I feel, particularly, that a RBA offers a mechanism to campaign as a social movement. People with dementia, numbering 47 million in the world, deserve to be treated as equals, not just to be ‘friendly to’. People with dementia can campaign for minimum standards in things which affect their health through constructs such as the Convention for People with Disabilities, such as in housing, education or democracy; in the same away as activism on public health brought about basic changes in sanitation in global medicine.

This should be of course a focus for public health anyway, but it is all too easy for Big Charity and governments to collude in a narrative on prevention and cure, squeezing out living well. But this prevention script is not innocuous either. A healthy lifestyle does not necessarily mean another dependency on cholesterol or blood pressure lowering drugs.

And the “pre-dementia” notion, often advocated for by Big Charity, potentially can make patients out of us all. The effect is we are all living in fear, some more than others, and ‘it’s our fault’ if we don’t do something to stop getting dementia (the “personal responsibility” narrative). A disability requires a long-lasting substantial impairment, and access to benefits on the basis of disability are de-incentivised by any simultaneous wish to ‘live well’. We get into slippery territory if we can recognise all people with ‘genetic handicaps’ over meticulous examination of their DNA through ‘Big Data’ innovations. Some people find the label ‘disability’ empowering, some disempowering, looking at the literature from all long term conditions. I personally find recognition of my physical disability ’empowering’, but each to their own?

And living better with dementia is important as it supports a move away from deficits and illness.
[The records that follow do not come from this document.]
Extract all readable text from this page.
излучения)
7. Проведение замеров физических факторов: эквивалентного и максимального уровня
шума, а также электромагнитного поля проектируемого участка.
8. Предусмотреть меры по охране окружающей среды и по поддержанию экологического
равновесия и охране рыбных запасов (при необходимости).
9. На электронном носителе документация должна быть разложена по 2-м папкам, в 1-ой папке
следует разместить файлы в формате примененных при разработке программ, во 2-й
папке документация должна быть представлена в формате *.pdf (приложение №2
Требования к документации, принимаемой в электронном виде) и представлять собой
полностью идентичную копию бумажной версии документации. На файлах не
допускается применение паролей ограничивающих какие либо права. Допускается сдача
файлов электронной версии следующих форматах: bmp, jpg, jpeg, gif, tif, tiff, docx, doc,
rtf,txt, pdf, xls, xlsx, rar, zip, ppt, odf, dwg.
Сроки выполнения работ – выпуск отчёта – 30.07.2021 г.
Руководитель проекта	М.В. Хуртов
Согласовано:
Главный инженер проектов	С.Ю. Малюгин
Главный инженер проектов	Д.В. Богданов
Health is not just about an absence of illness, and people on receiving a diagnosis of dementia are entitled to lead lives in recovery akin to receipt of a diagnosis of schizophrenia. If a social movement such as ‘dementia activism’ gains traction, it’s perfectly possible this will provide further leverage, such as not seeing people with later stages of dementia being parked in residential homes. For decades, it was too easy for many individuals to be given inappropriate antipsychotic medications institutionalised like some sort of police state.

I think language is critical – and that’s why this from the Alzheimer’s Society back in 2009 did not impress me much.

PR

Victimhood is sometimes unwittingly exacerbated by Big Charity – which is why we all need to be vigilant. A RBA may help to reset the compass on this one.

In summary, I feel RBA are complementary to dementia friendly communities, and will make the weather. I think they are less reliant on codification by governments or governmental bodies, and can be ‘enforced’ in a legalistic manner, but the crucial strength in them is their ability to command a social movement for better dementia care and respect for people with dementia and carers.